Biking Behaviour (part 24) – Scott of the Antarctic

When racing, the pro-cyclists dress like they mean business. But a training ride, especially for the skinny climbers with barely an ounce of body fat between them, is not a time to knowingly under-dress.

Legend has it that in days gone by cyclists from warmer climes would train wearing bobble hats, thermal layers, and all manner of added insulation, in the kind of weather that me and my mates here in the north of England would consider an absolute scorcher.

Y’know, about 17 ˚C and only the ‘threat’ of rain.

Captain Scott
Captain Scott and his team (Image: via Wikimedia)

Although I’m not the type to get my dazzlingly white legs out at the first hint of early spring sunshine, I don’t hang about.

Once it’s vaguely ‘shorts weather’ the legs come out, and stay out. That’s me for the year. I’d rather be ever so slightly chilly than mistakenly wrapped up to the nines in 17 degrees of ferocious UK heat.

But around May you always spot those cautious types, layered up like a polar explorer ready to strike out across the icecap, rather than dressed for a gentle 30 mile loop around the lanes.

While you and your mates are happily preening in the sun, showing off your summer kit and trying to ignore the slight headache that the glare from your translucent white legs has brought on, you spot them up ahead.
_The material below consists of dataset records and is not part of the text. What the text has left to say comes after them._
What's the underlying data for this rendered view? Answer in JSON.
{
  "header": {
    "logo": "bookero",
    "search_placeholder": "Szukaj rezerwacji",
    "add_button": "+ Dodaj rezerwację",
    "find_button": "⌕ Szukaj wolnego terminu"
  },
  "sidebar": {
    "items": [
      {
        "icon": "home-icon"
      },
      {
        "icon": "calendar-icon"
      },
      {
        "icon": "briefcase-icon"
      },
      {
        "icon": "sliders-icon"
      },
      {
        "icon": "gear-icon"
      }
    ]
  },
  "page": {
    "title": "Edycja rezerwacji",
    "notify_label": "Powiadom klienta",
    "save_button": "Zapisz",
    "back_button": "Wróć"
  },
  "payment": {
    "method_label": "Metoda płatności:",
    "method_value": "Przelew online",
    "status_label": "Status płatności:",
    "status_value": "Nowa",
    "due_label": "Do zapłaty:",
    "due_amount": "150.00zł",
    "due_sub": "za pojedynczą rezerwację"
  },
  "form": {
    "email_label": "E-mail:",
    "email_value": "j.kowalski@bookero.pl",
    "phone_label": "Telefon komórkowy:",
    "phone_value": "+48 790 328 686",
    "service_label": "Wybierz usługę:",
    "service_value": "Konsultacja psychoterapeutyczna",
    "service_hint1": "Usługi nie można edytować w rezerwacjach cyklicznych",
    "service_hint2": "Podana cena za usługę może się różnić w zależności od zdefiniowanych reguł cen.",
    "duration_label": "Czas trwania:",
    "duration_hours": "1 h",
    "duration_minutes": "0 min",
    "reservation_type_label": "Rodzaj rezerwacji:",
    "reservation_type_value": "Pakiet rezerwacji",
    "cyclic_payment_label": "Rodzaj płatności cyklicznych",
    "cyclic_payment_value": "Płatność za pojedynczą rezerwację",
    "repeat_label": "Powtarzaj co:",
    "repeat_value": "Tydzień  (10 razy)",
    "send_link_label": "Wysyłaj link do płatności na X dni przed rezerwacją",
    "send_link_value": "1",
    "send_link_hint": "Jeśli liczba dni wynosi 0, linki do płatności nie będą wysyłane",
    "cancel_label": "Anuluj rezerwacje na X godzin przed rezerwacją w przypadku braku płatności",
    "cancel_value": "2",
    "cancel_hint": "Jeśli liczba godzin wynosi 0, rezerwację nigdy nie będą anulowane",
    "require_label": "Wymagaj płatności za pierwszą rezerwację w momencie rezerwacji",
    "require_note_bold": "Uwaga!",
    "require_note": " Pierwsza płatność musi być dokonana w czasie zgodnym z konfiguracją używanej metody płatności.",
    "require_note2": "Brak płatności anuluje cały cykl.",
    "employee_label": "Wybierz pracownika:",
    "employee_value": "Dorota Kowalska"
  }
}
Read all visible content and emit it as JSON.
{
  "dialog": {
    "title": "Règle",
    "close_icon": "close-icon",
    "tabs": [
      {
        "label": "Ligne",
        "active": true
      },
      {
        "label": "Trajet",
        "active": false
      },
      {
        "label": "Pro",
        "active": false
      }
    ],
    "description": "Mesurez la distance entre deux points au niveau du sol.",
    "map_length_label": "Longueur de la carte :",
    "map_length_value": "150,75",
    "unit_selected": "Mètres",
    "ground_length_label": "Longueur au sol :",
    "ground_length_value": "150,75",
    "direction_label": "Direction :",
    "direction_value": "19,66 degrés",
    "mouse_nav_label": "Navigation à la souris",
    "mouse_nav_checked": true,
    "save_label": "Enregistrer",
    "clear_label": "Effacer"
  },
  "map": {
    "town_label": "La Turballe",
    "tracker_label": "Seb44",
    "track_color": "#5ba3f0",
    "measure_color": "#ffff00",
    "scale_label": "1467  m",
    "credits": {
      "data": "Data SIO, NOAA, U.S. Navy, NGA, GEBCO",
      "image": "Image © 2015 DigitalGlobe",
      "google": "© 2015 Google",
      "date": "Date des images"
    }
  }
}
The rippling heat haze around them is your first clue that they’re overdressed.

‘Look at this fella…it’s Scott of the Antarctic’, some wag pipes up, to take the mind off the goose bumps and the slight chill that all of you feel, but none of you admit.

As you pass this well-wrapped fellow you patronisingly assume he is an old Luddite, stubbornly unaware of the concept of both smart phone and weather app.

In fact, so wrongly dressed is he that you half wonder whether he’s even aware that some people get paid to stand in front of a weather map on TV and wave their arms around.

www.ragtimecyclist.com
Ragtime Cyclist under-dressed on a grey day

Either that or the long tights, winter jacket, and thermal headband are part of an extreme weight loss plan to shed some winter timber through sweat alone.

Or maybe he’s an old pro cyclist for whom old habits die hard? Perhaps he’s a Spaniard for whom any temperature less than 20 degrees count as ‘winter conditions’?

As you shiver slightly in bib shorts and minimal race-cut short sleeve jerseys (Christmas presents, first chance we’ve had to wear them), he probably internally derides you for your hopeless optimism and lack of weather protection.

When riding in May in the north of England there is every chance that, within the hour, the survival situation that he has clearly dressed for will predictably arrive.

‘Look at these fools in their shorts…’ he’ll be thinking.

Before you know it, it’s hailing sideways.